Context:
Recently, The Emissions Gap Report 2022: The Closing Window – Climate crisis calls for rapid transformation of societies was released by the United Nations Environment Programme (UNEP).
Relevance:
GS-III: Environment and Ecology (Environmental Pollution and Degradation, Conservation of Environment and Ecology, Important International Institutions and their reports)
Dimensions of the Article:
- About Emissions Gap Report
- Highlights of the Emissions Gap Report 2022
- Why focus on the food systems industry?
- What are livestock emissions?
About Emissions Gap Report
- The UNEP’s Emissions Gap Report gives a yearly review of the difference between where greenhouse emissions are predicted to be in 2030 and where they should be to avoid the worst impacts of climate change.
- The annual report from UNEP measures the gap between anticipated emissions and levels consistent with the Paris Agreement goals of limiting global warming this century to well below 2°C and pursuing 1.5°C.
United Nations Environment Programme (UNEP)
- The UNEP is a leading global environmental authority established in 1972 and Headquartered in Nairobi, Kenya.
- It sets the global environmental agenda, promotes the sustainable development within the United Nations system, and serves as an authoritative advocate for global environment protection.
- It sets the global environmental agenda, promotes sustainable development within the United Nations system, and serves as an authoritative advocate for global environment protection.
- The UNEP Publishes:
- Emission Gap Report,
- Global Environment Outlook,
- Frontiers,
- Invest into Healthy Planet.
Highlights of the Emissions Gap Report 2022
- The report focused on the need for countries to take significant steps to reduce greenhouse gas emissions ahead of the United Nations Climate Change Conference 2022 (UNFCCC COP 27).
- According to the 2022 report, the national pledges taken by countries since last year only make a “negligible difference” to predicted 2030 emissions.
- These pledges or the Nationally Determined Contributions (NDC), only reduce the emissions by 1 per cent by the end of the decade.
- With the current policies, the global temperature is expected to rise by 2.8°C by the end of this century, and emissions should be cut down by 45 per cent globally to maintain the goal temperatures.
- It emphasised transformative solutions across sectors, including food systems.
Why focus on the food systems industry?
- Food systems comprise all food products, derived from crop and livestock production, forestry, fisheries, and the larger socio-economic systems surrounding them.
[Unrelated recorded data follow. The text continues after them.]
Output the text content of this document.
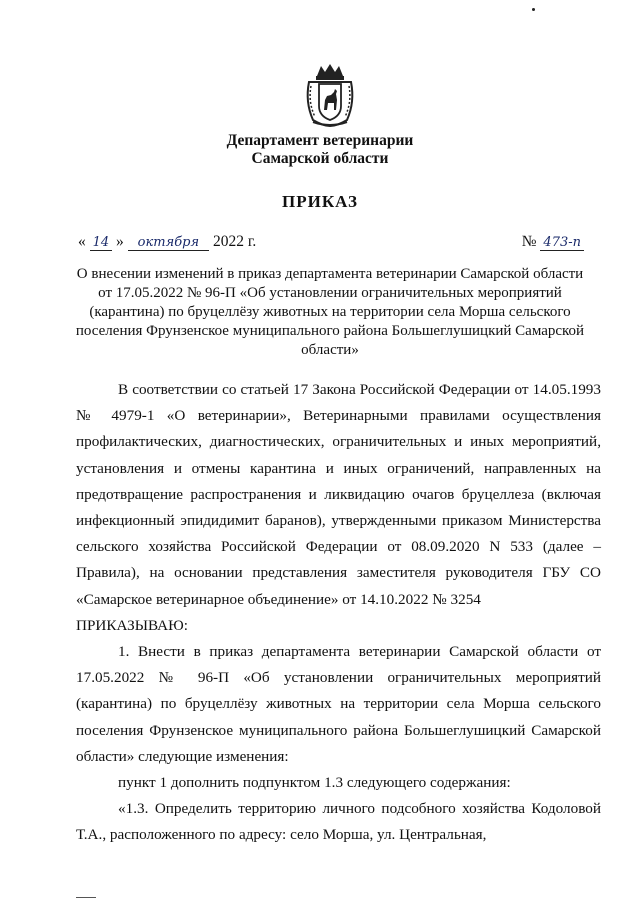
Департамент ветеринарии
Самарской области
ПРИКАЗ
« 14 » октября 2022 г.	№ 473-п
О внесении изменений в приказ департамента ветеринарии Самарской области от 17.05.2022 № 96-П «Об установлении ограничительных мероприятий (карантина) по бруцеллёзу животных на территории села Морша сельского поселения Фрунзенское муниципального района Большеглушицкий Самарской области»

В соответствии со статьей 17 Закона Российской Федерации от 14.05.1993 № 4979-1 «О ветеринарии», Ветеринарными правилами осуществления профилактических, диагностических, ограничительных и иных мероприятий, установления и отмены карантина и иных ограничений, направленных на предотвращение распространения и ликвидацию очагов бруцеллеза (включая инфекционный эпидидимит баранов), утвержденными приказом Министерства сельского хозяйства Российской Федерации от 08.09.2020 N 533 (далее – Правила), на основании представления заместителя руководителя ГБУ СО «Самарское ветеринарное объединение» от 14.10.2022 № 3254

ПРИКАЗЫВАЮ:

1. Внести в приказ департамента ветеринарии Самарской области от 17.05.2022 № 96-П «Об установлении ограничительных мероприятий (карантина) по бруцеллёзу животных на территории села Морша сельского поселения Фрунзенское муниципального района Большеглушицкий Самарской области» следующие изменения:

пункт 1 дополнить подпунктом 1.3 следующего содержания:

«1.3. Определить территорию личного подсобного хозяйства Кодоловой Т.А., расположенного по адресу: село Морша, ул. Центральная,
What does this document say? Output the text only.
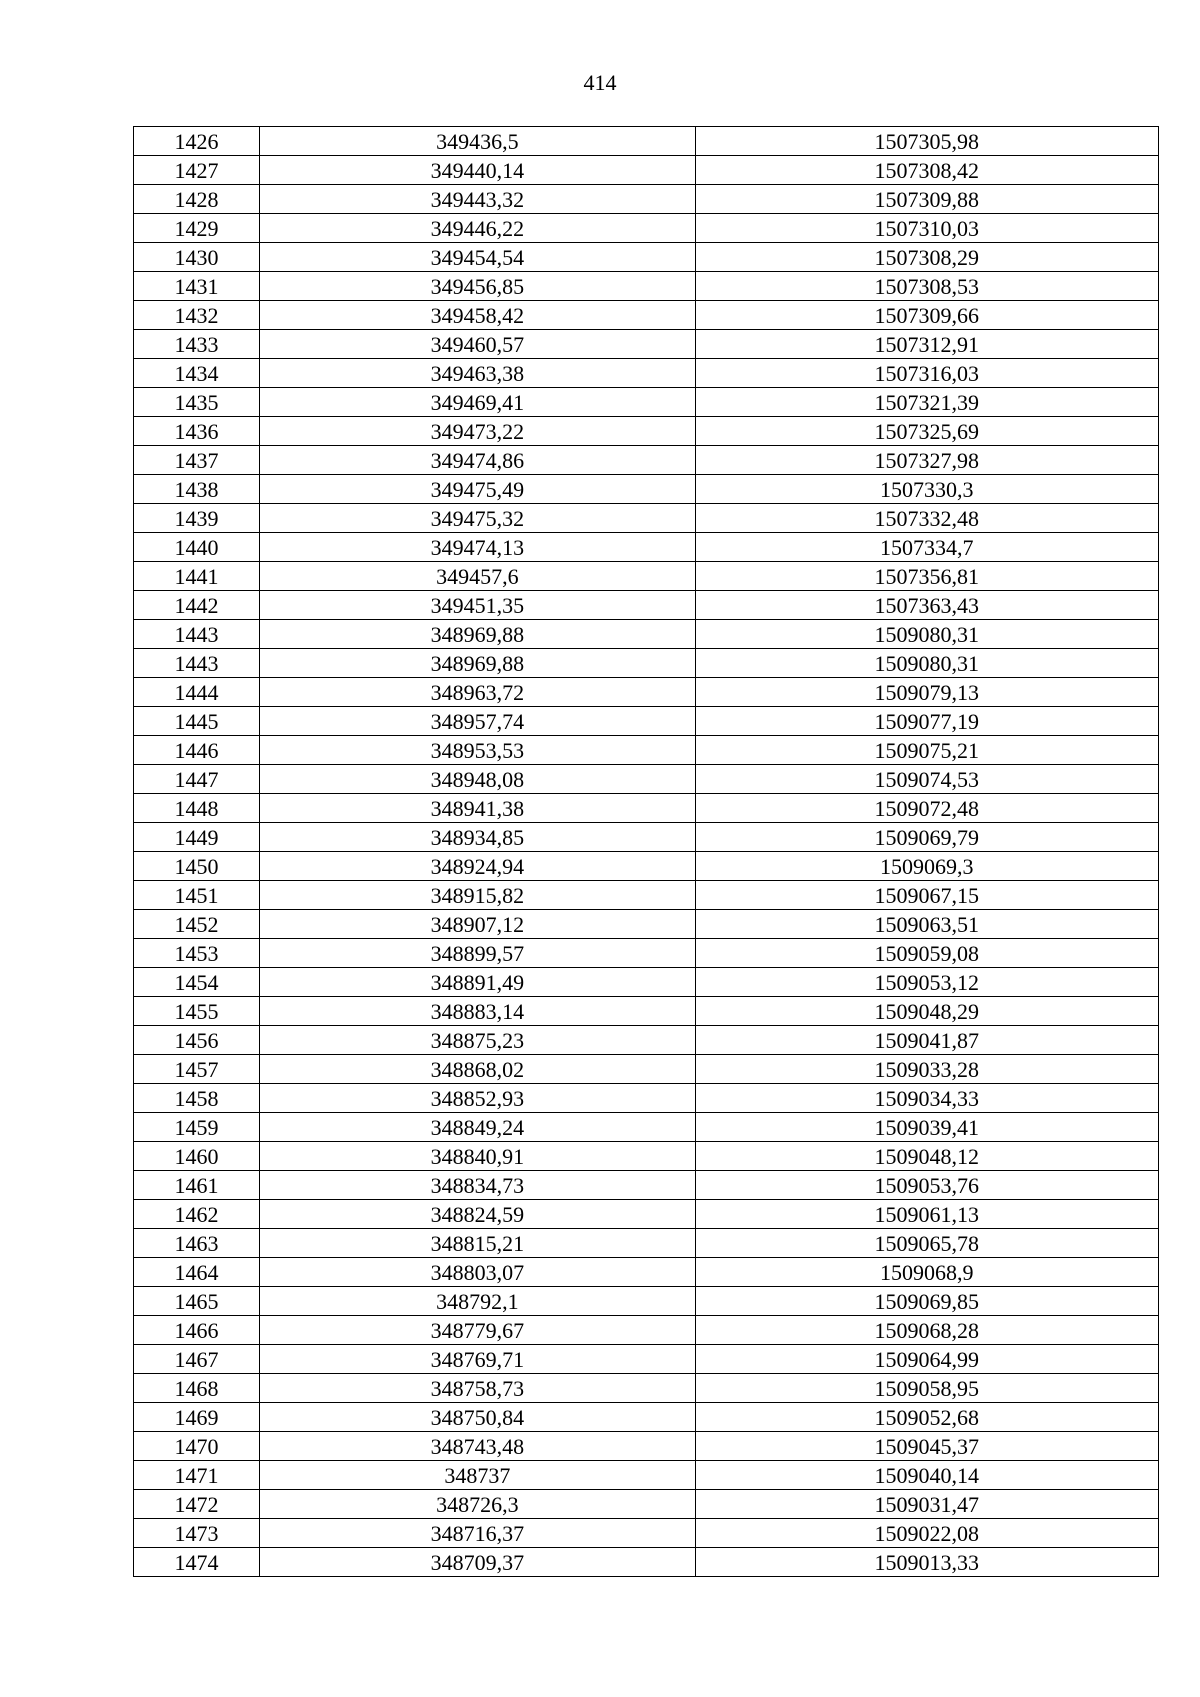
414
1426	349436,5	1507305,98
1427	349440,14	1507308,42
1428	349443,32	1507309,88
1429	349446,22	1507310,03
1430	349454,54	1507308,29
1431	349456,85	1507308,53
1432	349458,42	1507309,66
1433	349460,57	1507312,91
1434	349463,38	1507316,03
1435	349469,41	1507321,39
1436	349473,22	1507325,69
1437	349474,86	1507327,98
1438	349475,49	1507330,3
1439	349475,32	1507332,48
1440	349474,13	1507334,7
1441	349457,6	1507356,81
1442	349451,35	1507363,43
1443	348969,88	1509080,31
1443	348969,88	1509080,31
1444	348963,72	1509079,13
1445	348957,74	1509077,19
1446	348953,53	1509075,21
1447	348948,08	1509074,53
1448	348941,38	1509072,48
1449	348934,85	1509069,79
1450	348924,94	1509069,3
1451	348915,82	1509067,15
1452	348907,12	1509063,51
1453	348899,57	1509059,08
1454	348891,49	1509053,12
1455	348883,14	1509048,29
1456	348875,23	1509041,87
1457	348868,02	1509033,28
1458	348852,93	1509034,33
1459	348849,24	1509039,41
1460	348840,91	1509048,12
1461	348834,73	1509053,76
1462	348824,59	1509061,13
1463	348815,21	1509065,78
1464	348803,07	1509068,9
1465	348792,1	1509069,85
1466	348779,67	1509068,28
1467	348769,71	1509064,99
1468	348758,73	1509058,95
1469	348750,84	1509052,68
1470	348743,48	1509045,37
1471	348737	1509040,14
1472	348726,3	1509031,47
1473	348716,37	1509022,08
1474	348709,37	1509013,33
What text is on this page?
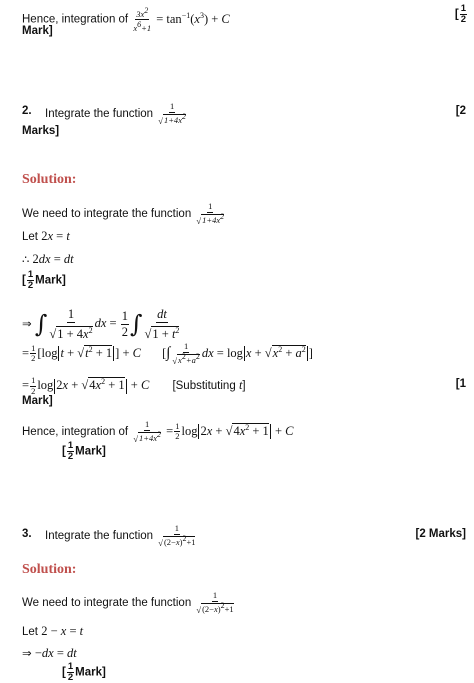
Hence, integration of $\frac{3x^2}{x^6+1} = \tan^{-1}(x^3) + C$	[ $\frac{1}{2}$
Mark]
2. Integrate the function $\frac{1}{√1+4x^2}$	[2
Marks]
Solution:
We need to integrate the function $\frac{1}{√1+4x^2}$
Let 2x = t
∴ 2dx = dt
[ $\frac{1}{2}$ Mark]
⇒ ∫ $\frac{1}{√1 + 4x^2}$ dx = $\frac{1}{2}$ ∫ $\frac{dt}{√1 + t^2}$
= $\frac{1}{2} [\log$ $t + √t^2 + 1$ ] + C [∫ $\frac{1}{√x^2+a^2}$ dx = $\log x + √x^2 + a^2$ ]
= $\frac{1}{2}$ $\log 2x + √4x^2 + 1 + C$ [Substituting t]	[1
Mark]
Hence, integration of $\frac{1}{√1+4x^2} = \frac{1}{2}$ $\log 2x + √4x^2 + 1 + C$
[ $\frac{1}{2}$ Mark]
3. Integrate the function $\frac{1}{√(2-x)^2+1}$	[2 Marks]
Solution:
We need to integrate the function $\frac{1}{√(2-x)^2+1}$
Let 2 − x = t
⇒ −dx = dt
[ $\frac{1}{2}$ Mark]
- While other sectors are dominant in the global climate action plans, food systems are neglected.
- This often prevents the people from recognizing emissions produced as a result of their consumption and production patterns, as well as of livestock.
- In a first, New Zealand recently planned to tax agricultural emissions, which includes those from livestock burps and waste, in an attempt to “transition to a low emissions future” and fulfil its promise “to price agriculture emissions from 2025,”.
- New Zealand is one of the world’s largest exporters of dairy and meat products. However, the agricultural production processes result in significant greenhouse gas emissions.
- Mostly, biogenic methane and nitrous oxide are responsible for about half of New Zealand’s gross emissions, hence a pricing mechanism will be introduced to achieve the emissions reduction target by 2050.
What are livestock emissions?
- Emissions from livestock mainly include carbon dioxide (from urea), nitrous oxide (from livestock dung and urine), and methane (from belching) among others.
- They contribute towards the greenhouse effect as due to these gases, heat gets trapped around the surface of the earth and causes global warming.
- According to the Intergovernmental Panel on Climate Change (IPCC), the Global Warming Potential (GWP) of gases is a metric that helps measure “the radiative effect (determined by the ability to absorb energy) of each unit of gas” over a specific period of time such as 100 years, “as expressed relative to the radiative effect of carbon dioxide.”
- Through GWP, we know gases such as nitrous oxide and methane produce more heat around the earth’s surface than carbon dioxide or CO2, which is taken as a reference.
- It absorbs more energy than CO2 but stays in the atmosphere for a shorter duration.
- Over a 20-year-period, it has 80 times more GWP than that carbon dioxide.